69.   In de tweede plaats is het weliswaar theoretisch denkbaar dat er zich een reeks achtereenvolgende kortstondige economische situaties voordoet die een beperking – met een verschillend percentage – van het recht op aftrek van voorbelasting over motorvoertuigen noodzakelijk maakte, doch dit is in deze zaak niet gesteld.

70.   Er kan dan ook redelijkerwijs worden geconcludeerd dat – tenzij de belastingautoriteiten de verwijzende rechter van het tegendeel kunnen overtuigen – de betwiste maatregel niet van tijdelijke aard is, niet berust op tijdelijke, kortstondige of conjuncturele redenen en dus niet kan voldoen aan de materiële vereisten van een op artikel 17, lid 7, van de Zesde richtlijn gebaseerde rechtvaardiging.

71.   De verwijzende rechter wenst ook duidelijkheid te verkrijgen over de maximaal toegestane periode voor verlenging van een op basis van die bepaling gerechtvaardigde uitsluiting van aftrek.

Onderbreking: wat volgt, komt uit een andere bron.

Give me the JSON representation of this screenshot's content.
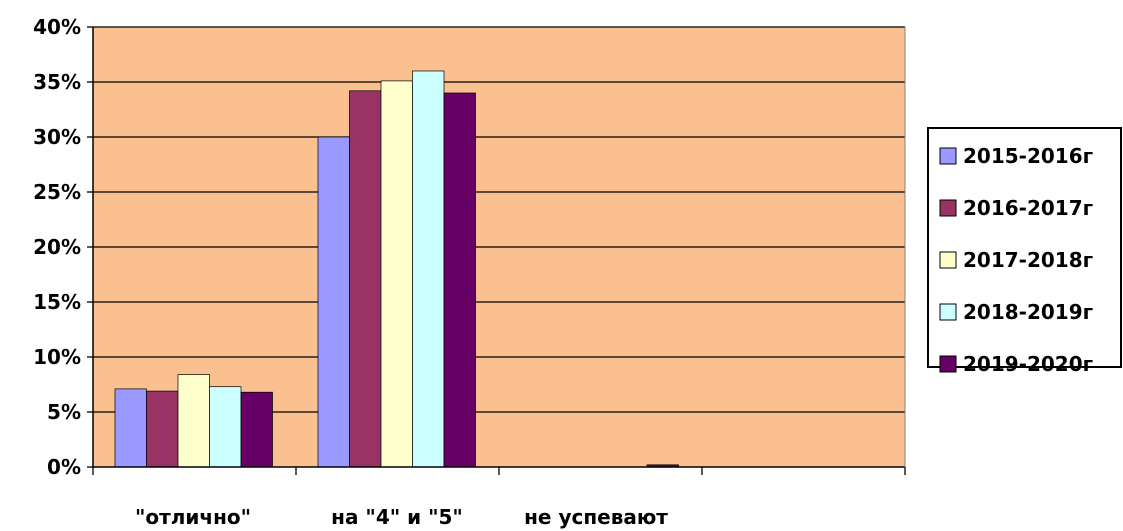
{
  "chart_data": {
    "type": "bar",
    "categories": [
      "\"отлично\"",
      "на \"4\" и \"5\"",
      "не успевают",
      ""
    ],
    "y_ticks": [
      "0%",
      "5%",
      "10%",
      "15%",
      "20%",
      "25%",
      "30%",
      "35%",
      "40%"
    ],
    "ylim": [
      0,
      40
    ],
    "grid": true,
    "legend_position": "right",
    "plot_background": "#fac090",
    "series": [
      {
        "name": "2015-2016г",
        "color": "#9999ff",
        "values": [
          7.1,
          30.0,
          0,
          0
        ]
      },
      {
        "name": "2016-2017г",
        "color": "#993366",
        "values": [
          6.9,
          34.2,
          0,
          0
        ]
      },
      {
        "name": "2017-2018г",
        "color": "#ffffcc",
        "values": [
          8.4,
          35.1,
          0,
          0
        ]
      },
      {
        "name": "2018-2019г",
        "color": "#ccffff",
        "values": [
          7.3,
          36.0,
          0,
          0
        ]
      },
      {
        "name": "2019-2020г",
        "color": "#660066",
        "values": [
          6.8,
          34.0,
          0.2,
          0
        ]
      }
    ]
  }
}
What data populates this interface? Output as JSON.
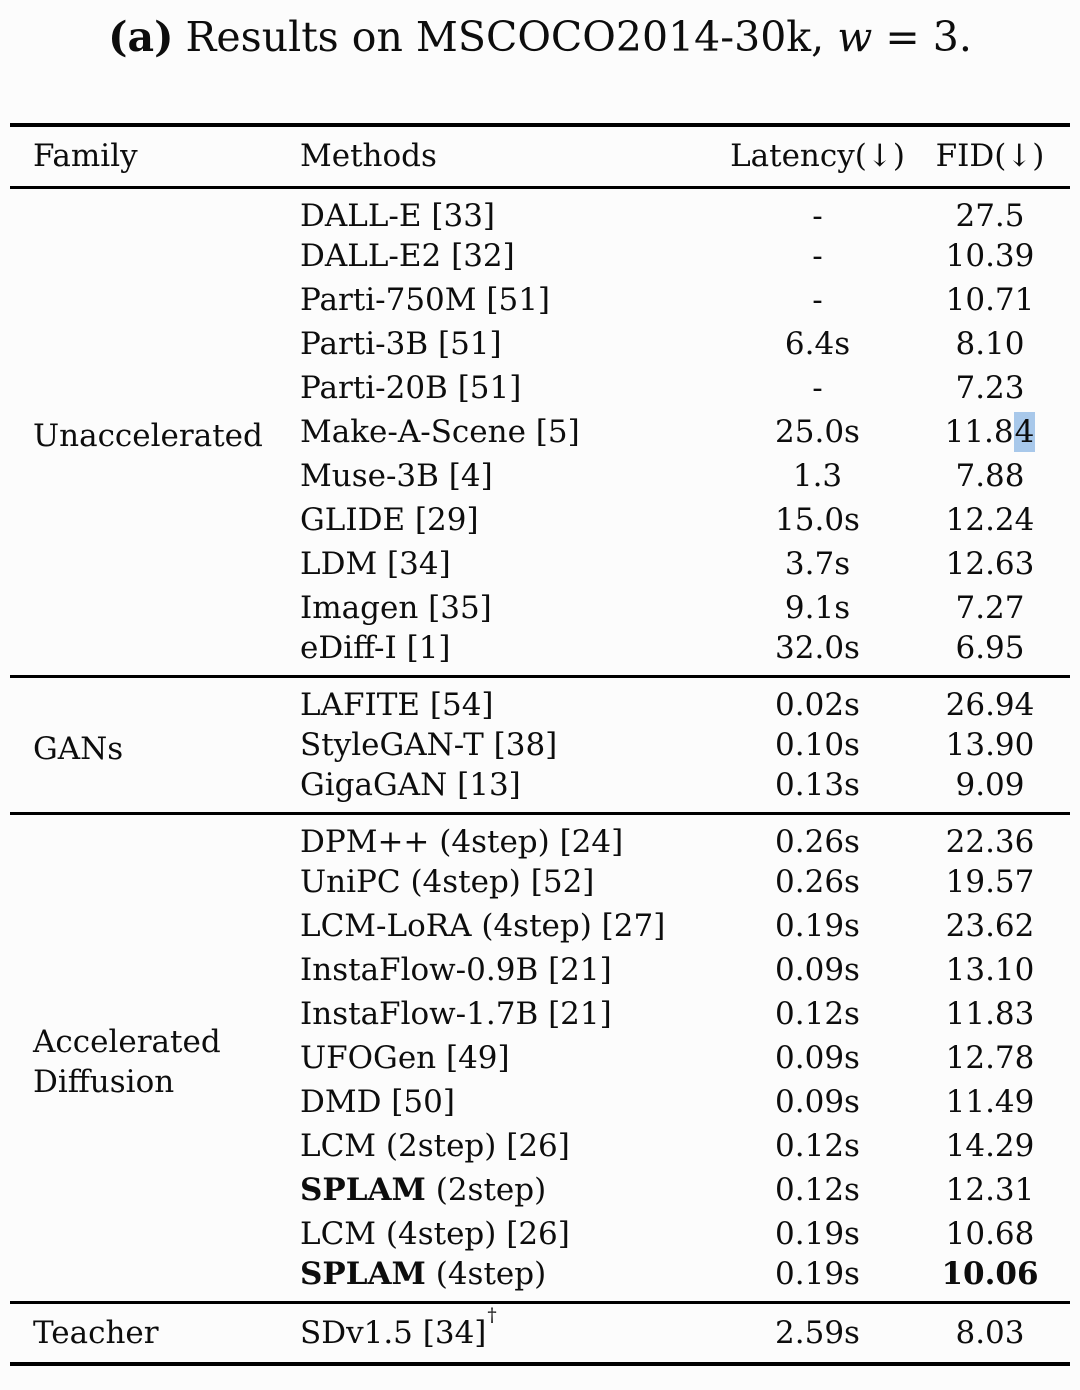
{
  "caption": {
    "label": "(a)",
    "body": "Results on MSCOCO2014-30k, ",
    "var": "w",
    "tail": " = 3."
  },
  "selection_highlight_color": "#a8c8ea",
  "table": {
    "headers": [
      "Family",
      "Methods",
      "Latency(↓)",
      "FID(↓)"
    ],
    "groups": [
      {
        "family": "Unaccelerated",
        "rows": [
          {
            "method": "DALL-E [33]",
            "latency": "-",
            "fid": "27.5"
          },
          {
            "method": "DALL-E2 [32]",
            "latency": "-",
            "fid": "10.39"
          },
          {
            "method": "Parti-750M [51]",
            "latency": "-",
            "fid": "10.71"
          },
          {
            "method": "Parti-3B [51]",
            "latency": "6.4s",
            "fid": "8.10"
          },
          {
            "method": "Parti-20B [51]",
            "latency": "-",
            "fid": "7.23"
          },
          {
            "method": "Make-A-Scene [5]",
            "latency": "25.0s",
            "fid": "11.84",
            "fid_highlight_last": true
          },
          {
            "method": "Muse-3B [4]",
            "latency": "1.3",
            "fid": "7.88"
          },
          {
            "method": "GLIDE [29]",
            "latency": "15.0s",
            "fid": "12.24"
          },
          {
            "method": "LDM [34]",
            "latency": "3.7s",
            "fid": "12.63"
          },
          {
            "method": "Imagen [35]",
            "latency": "9.1s",
            "fid": "7.27"
          },
          {
            "method": "eDiff-I [1]",
            "latency": "32.0s",
            "fid": "6.95"
          }
        ]
      },
      {
        "family": "GANs",
        "rows": [
          {
            "method": "LAFITE [54]",
            "latency": "0.02s",
            "fid": "26.94"
          },
          {
            "method": "StyleGAN-T [38]",
            "latency": "0.10s",
            "fid": "13.90"
          },
          {
            "method": "GigaGAN [13]",
            "latency": "0.13s",
            "fid": "9.09"
          }
        ]
      },
      {
        "family": "Accelerated Diffusion",
        "rows": [
          {
            "method": "DPM++ (4step) [24]",
            "latency": "0.26s",
            "fid": "22.36"
          },
          {
            "method": "UniPC (4step) [52]",
            "latency": "0.26s",
            "fid": "19.57"
          },
          {
            "method": "LCM-LoRA (4step) [27]",
            "latency": "0.19s",
            "fid": "23.62"
          },
          {
            "method": "InstaFlow-0.9B [21]",
            "latency": "0.09s",
            "fid": "13.10"
          },
          {
            "method": "InstaFlow-1.7B [21]",
            "latency": "0.12s",
            "fid": "11.83"
          },
          {
            "method": "UFOGen [49]",
            "latency": "0.09s",
            "fid": "12.78"
          },
          {
            "method": "DMD [50]",
            "latency": "0.09s",
            "fid": "11.49"
          },
          {
            "method": "LCM (2step) [26]",
            "latency": "0.12s",
            "fid": "14.29"
          },
          {
            "method_bold": "SPLAM",
            "method": " (2step)",
            "latency": "0.12s",
            "fid": "12.31"
          },
          {
            "method": "LCM (4step) [26]",
            "latency": "0.19s",
            "fid": "10.68"
          },
          {
            "method_bold": "SPLAM",
            "method": " (4step)",
            "latency": "0.19s",
            "fid": "10.06",
            "fid_bold": true
          }
        ]
      },
      {
        "family": "Teacher",
        "rows": [
          {
            "method": "SDv1.5 [34]",
            "sup": "†",
            "latency": "2.59s",
            "fid": "8.03"
          }
        ]
      }
    ]
  }
}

72.   Hoewel een periode van 20 of 25 jaar duidelijk te lang is, is het volgens mij niet verstandig (of mogelijk) om een specifieke tijdsduur voor te stellen. Het relevante criterium ligt besloten in de aard van de economische toestand die uitsluiting van het recht op aftrek van voorbelasting noodzakelijk maakt, en niet in een bepaalde duur van de toestand. (De uitsluiting zelf kan uiteraard niet worden gerechtvaardigd voor een langere periode dan de duur van de omstandigheden die haar noodzakelijk maakte).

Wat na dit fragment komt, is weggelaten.